On the basis of our evaluation of the information presented under section 4(b)(3)(A) of the Act, we have determined that the petition presents substantial scientific or commercial information indicating that listing Castanea pumila var. ozarkensis throughout its entire range may be warranted due to disease or predation (Factor C). Following a review of the information presented in the petition and readily available in our files, we have determined that substantial information was not presented or available that suggests listing may be warranted due to the present or threatened destruction, modification or curtailment of habitat or range (Factor A). The petition did not include any information related to Factors B, D, and E. Because we have found that the petition presents substantial information indicating that listing Castanea pumila var. ozarkensis may be warranted, we are initiating a status review to determine whether listing Castanea pumila var. ozarkensis under the Act is warranted.

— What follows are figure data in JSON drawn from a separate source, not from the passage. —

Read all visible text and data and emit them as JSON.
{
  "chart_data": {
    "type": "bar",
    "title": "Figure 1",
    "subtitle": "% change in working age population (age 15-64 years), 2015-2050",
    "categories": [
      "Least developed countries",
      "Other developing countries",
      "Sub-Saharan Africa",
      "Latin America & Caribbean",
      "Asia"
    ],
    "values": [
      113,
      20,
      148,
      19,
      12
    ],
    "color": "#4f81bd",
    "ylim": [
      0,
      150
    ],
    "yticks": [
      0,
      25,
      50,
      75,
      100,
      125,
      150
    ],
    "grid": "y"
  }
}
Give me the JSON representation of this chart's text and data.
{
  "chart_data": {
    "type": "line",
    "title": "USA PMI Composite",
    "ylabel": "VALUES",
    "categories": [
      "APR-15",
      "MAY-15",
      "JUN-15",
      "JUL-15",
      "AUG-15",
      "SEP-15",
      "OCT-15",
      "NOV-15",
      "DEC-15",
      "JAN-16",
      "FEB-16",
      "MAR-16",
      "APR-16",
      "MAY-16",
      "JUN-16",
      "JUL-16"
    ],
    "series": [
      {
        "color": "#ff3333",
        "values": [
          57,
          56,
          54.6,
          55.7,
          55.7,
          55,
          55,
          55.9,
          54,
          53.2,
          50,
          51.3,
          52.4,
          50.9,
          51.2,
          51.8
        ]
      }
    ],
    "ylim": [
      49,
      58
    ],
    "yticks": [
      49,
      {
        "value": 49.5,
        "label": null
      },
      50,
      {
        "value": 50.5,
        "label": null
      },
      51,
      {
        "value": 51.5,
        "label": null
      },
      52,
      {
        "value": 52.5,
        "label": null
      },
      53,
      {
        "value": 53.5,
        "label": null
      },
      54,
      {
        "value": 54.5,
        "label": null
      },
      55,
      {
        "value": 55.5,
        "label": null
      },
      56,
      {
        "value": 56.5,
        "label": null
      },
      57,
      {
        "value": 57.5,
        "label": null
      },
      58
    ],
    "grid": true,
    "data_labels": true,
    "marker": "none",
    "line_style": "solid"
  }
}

The “substantial information” standard for a 90-day finding differs from the Act's “best scientific and commercial data” standard that applies to a status review to determine whether a petitioned action is warranted. A 90-day finding does not constitute a status review under the Act. In a 12-month finding, we will determine whether a petitioned action is warranted after we have completed a thorough status review of the species, which is conducted following a substantial 90-day finding. Because the Act's standards for 90-day and 12-month findings are different, as described above, a substantial 90-day finding does not mean that the 12-month finding will result in a warranted finding.

References Cited

A complete list of references cited is available on the Internet at http://www.regulations.gov and upon request from the Arkansas Ecological Services Field Office (see FOR FURTHER INFORMATION CONTACT).

Authors

The primary authors of this notice are the staff members of the Arkansas Ecological Services Field Office (see FOR FURTHER INFORMATION CONTACT).

Authority

The authority for this action is section 4 of the Endangered Species Act of 1973, as amended (16 U.S.C. 1531 et seq.).

Start Signature

Dated: May 19, 2010.

Gregory E. Siekaniec,

Acting Director, U.S. Fish and Wildlife Service.